エレベーターの壁と操作盤、廊下の角、玄関段差を先に補強し、床養生を切れ目なくつなぎます。実際に荷物を載せた台車を通し、継ぎ目がめくれたり仕上げが露出したりしないか確認します。 - 住戸内を養生

住戸内では残す仕上げと非工事区域を分け、仮設間仕切りが床と壁に接する部分を密閉します。養生材が濡れた場合や破れた場合は、上から重ねず、下の仕上げを点検してから交換します。
不具合が起きやすい場所

- エレベーターの壁、床、操作盤 一部だけを覆うと、資材の角や工具が当たり、傷と管理会社からの補償請求につながります。
- 床養生の継ぎ目 継ぎ目が浮く場合や材料の強度が不足する場合は、残す木床やタイルが露出して傷つきます。
- 仮設間仕切りの端部 床と壁の隙間をふさがないと、解体粉じんが保管区域や生活区域へ移ります。
養生材の下に水や粉じんが見つかった場合は、上からもう一枚重ねないでください。原因を取り除き、仕上げの損傷を確認してから養生を戻します。
着工前、設置完了時、工程が変わるときに同じ位置を撮影します。養生が傷んだ場合や残す仕上げに傷が出た場合、責任を判断しやすくなります。
工期と残す記録
設置には半日から一日程度かかり、保護面積と仮設間仕切りの数で変わります。一度設置して終わりにせず、大型搬入と工程切替のたびに再点検する時間を工程へ入れてください。

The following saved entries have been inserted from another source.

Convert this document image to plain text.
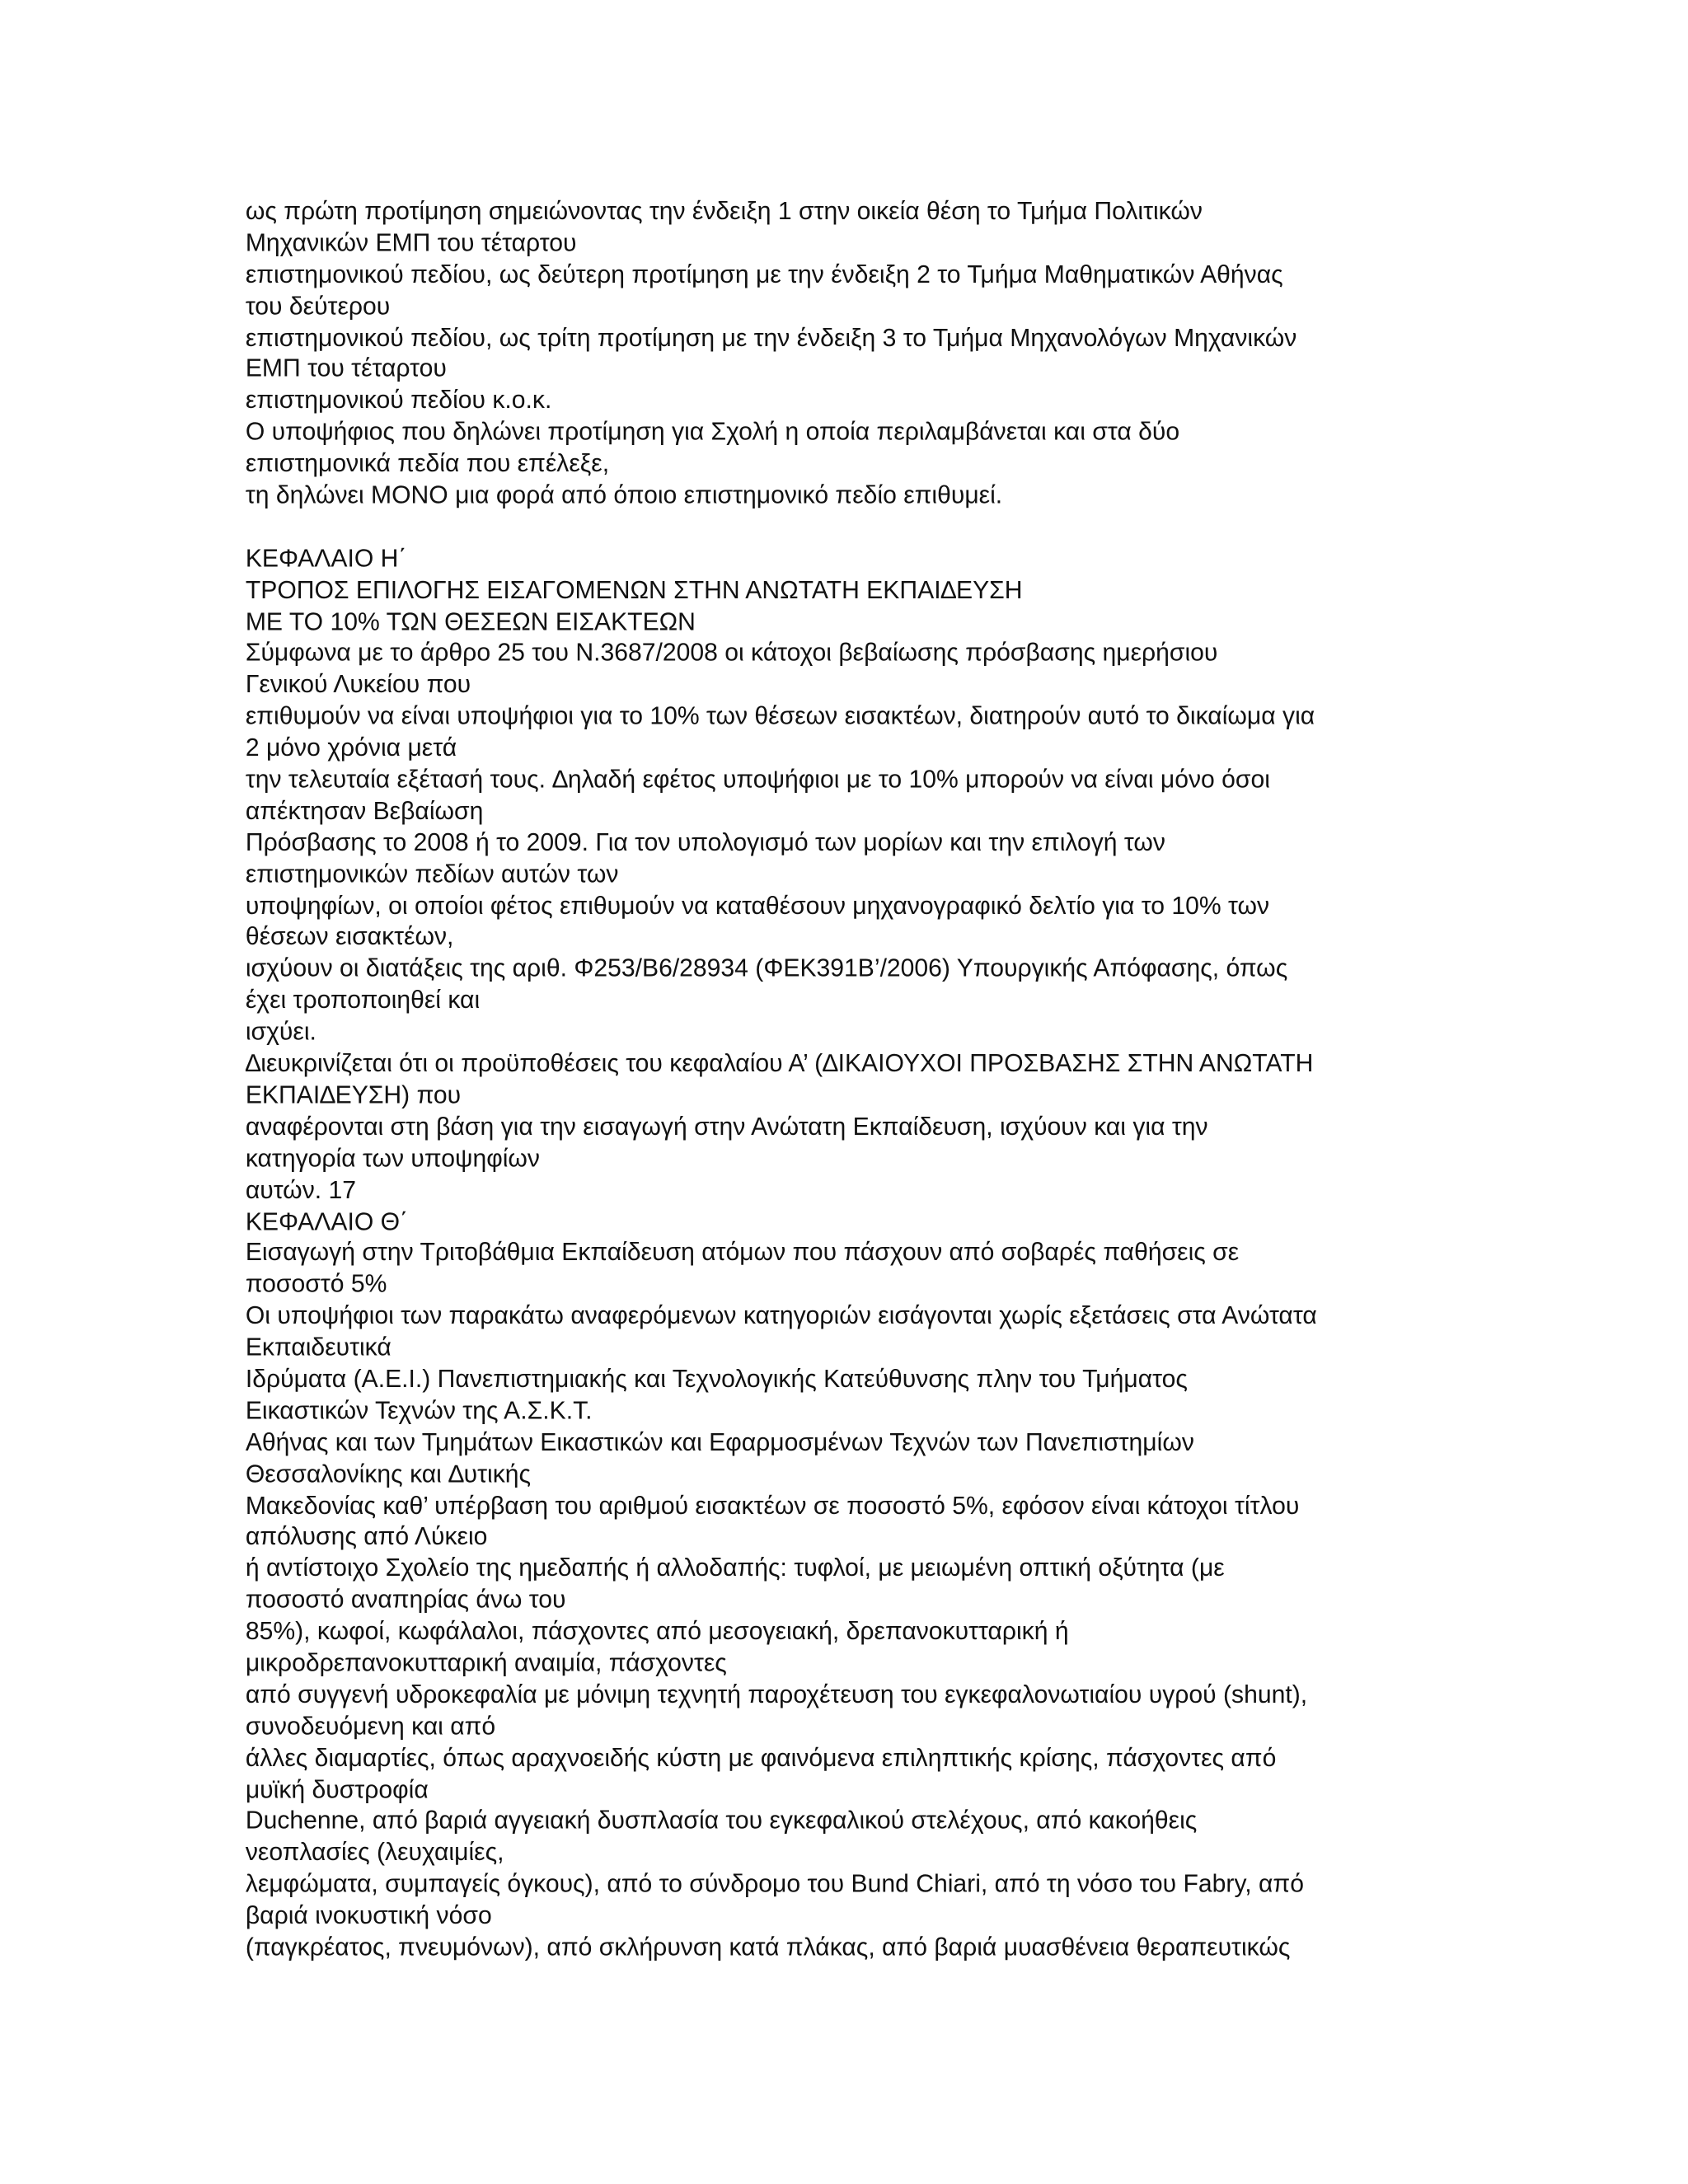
ως πρώτη προτίμηση σημειώνοντας την ένδειξη 1 στην οικεία θέση το Τμήμα Πολιτικών
Μηχανικών ΕΜΠ του τέταρτου
επιστημονικού πεδίου, ως δεύτερη προτίμηση με την ένδειξη 2 το Τμήμα Μαθηματικών Αθήνας
του δεύτερου
επιστημονικού πεδίου, ως τρίτη προτίμηση με την ένδειξη 3 το Τμήμα Μηχανολόγων Μηχανικών
ΕΜΠ του τέταρτου
επιστημονικού πεδίου κ.ο.κ.
Ο υποψήφιος που δηλώνει προτίμηση για Σχολή η οποία περιλαμβάνεται και στα δύο
επιστημονικά πεδία που επέλεξε,
τη δηλώνει ΜΟΝΟ μια φορά από όποιο επιστημονικό πεδίο επιθυμεί.
ΚΕΦΑΛΑΙΟ Η΄
ΤΡΟΠΟΣ ΕΠΙΛΟΓΗΣ ΕΙΣΑΓΟΜΕΝΩΝ ΣΤΗΝ ΑΝΩΤΑΤΗ ΕΚΠΑΙ∆ΕΥΣΗ
ΜΕ ΤΟ 10% ΤΩΝ ΘΕΣΕΩΝ ΕΙΣΑΚΤΕΩΝ
Σύμφωνα με το άρθρο 25 του Ν.3687/2008 οι κάτοχοι βεβαίωσης πρόσβασης ημερήσιου
Γενικού Λυκείου που
επιθυμούν να είναι υποψήφιοι για το 10% των θέσεων εισακτέων, διατηρούν αυτό το δικαίωμα για
2 μόνο χρόνια μετά
την τελευταία εξέτασή τους. ∆ηλαδή εφέτος υποψήφιοι με το 10% μπορούν να είναι μόνο όσοι
απέκτησαν Βεβαίωση
Πρόσβασης το 2008 ή το 2009. Για τον υπολογισμό των μορίων και την επιλογή των
επιστημονικών πεδίων αυτών των
υποψηφίων, οι οποίοι φέτος επιθυμούν να καταθέσουν μηχανογραφικό δελτίο για το 10% των
θέσεων εισακτέων,
ισχύουν οι διατάξεις της αριθ. Φ253/Β6/28934 (ΦΕΚ391Β’/2006) Υπουργικής Απόφασης, όπως
έχει τροποποιηθεί και
ισχύει.
∆ιευκρινίζεται ότι οι προϋποθέσεις του κεφαλαίου Α’ (∆ΙΚΑΙΟΥΧΟΙ ΠΡΟΣΒΑΣΗΣ ΣΤΗΝ ΑΝΩΤΑΤΗ
ΕΚΠΑΙ∆ΕΥΣΗ) που
αναφέρονται στη βάση για την εισαγωγή στην Ανώτατη Εκπαίδευση, ισχύουν και για την
κατηγορία των υποψηφίων
αυτών. 17
ΚΕΦΑΛΑΙΟ Θ΄
Εισαγωγή στην Τριτοβάθμια Εκπαίδευση ατόμων που πάσχουν από σοβαρές παθήσεις σε
ποσοστό 5%
Οι υποψήφιοι των παρακάτω αναφερόμενων κατηγοριών εισάγονται χωρίς εξετάσεις στα Ανώτατα
Εκπαιδευτικά
Ιδρύματα (Α.Ε.Ι.) Πανεπιστημιακής και Τεχνολογικής Κατεύθυνσης πλην του Τμήματος
Εικαστικών Τεχνών της Α.Σ.Κ.Τ.
Αθήνας και των Τμημάτων Εικαστικών και Εφαρμοσμένων Τεχνών των Πανεπιστημίων
Θεσσαλονίκης και ∆υτικής
Μακεδονίας καθ’ υπέρβαση του αριθμού εισακτέων σε ποσοστό 5%, εφόσον είναι κάτοχοι τίτλου
απόλυσης από Λύκειο
ή αντίστοιχο Σχολείο της ημεδαπής ή αλλοδαπής: τυφλοί, με μειωμένη οπτική οξύτητα (με
ποσοστό αναπηρίας άνω του
85%), κωφοί, κωφάλαλοι, πάσχοντες από μεσογειακή, δρεπανοκυτταρική ή
μικροδρεπανοκυτταρική αναιμία, πάσχοντες
από συγγενή υδροκεφαλία με μόνιμη τεχνητή παροχέτευση του εγκεφαλονωτιαίου υγρού (shunt),
συνοδευόμενη και από
άλλες διαμαρτίες, όπως αραχνοειδής κύστη με φαινόμενα επιληπτικής κρίσης, πάσχοντες από
μυϊκή δυστροφία
Duchenne, από βαριά αγγειακή δυσπλασία του εγκεφαλικού στελέχους, από κακοήθεις
νεοπλασίες (λευχαιμίες,
λεμφώματα, συμπαγείς όγκους), από το σύνδρομο του Bund Chiari, από τη νόσο του Fabry, από
βαριά ινοκυστική νόσο
(παγκρέατος, πνευμόνων), από σκλήρυνση κατά πλάκας, από βαριά μυασθένεια θεραπευτικώς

管理会社の養生基準、残す仕上げの着工前写真、共用部と住戸内の設置完了写真、損傷と交換の記録を保管します。工事後に傷や汚れの責任を判断するための資料になります。
養生は現場セッティングの動線を引き継ぎ、安全準備と墨出しが使う空間を守ります。前後の工程も見ると、残す仕上げ、搬入、避難経路が同じ場所でぶつかることを防げます。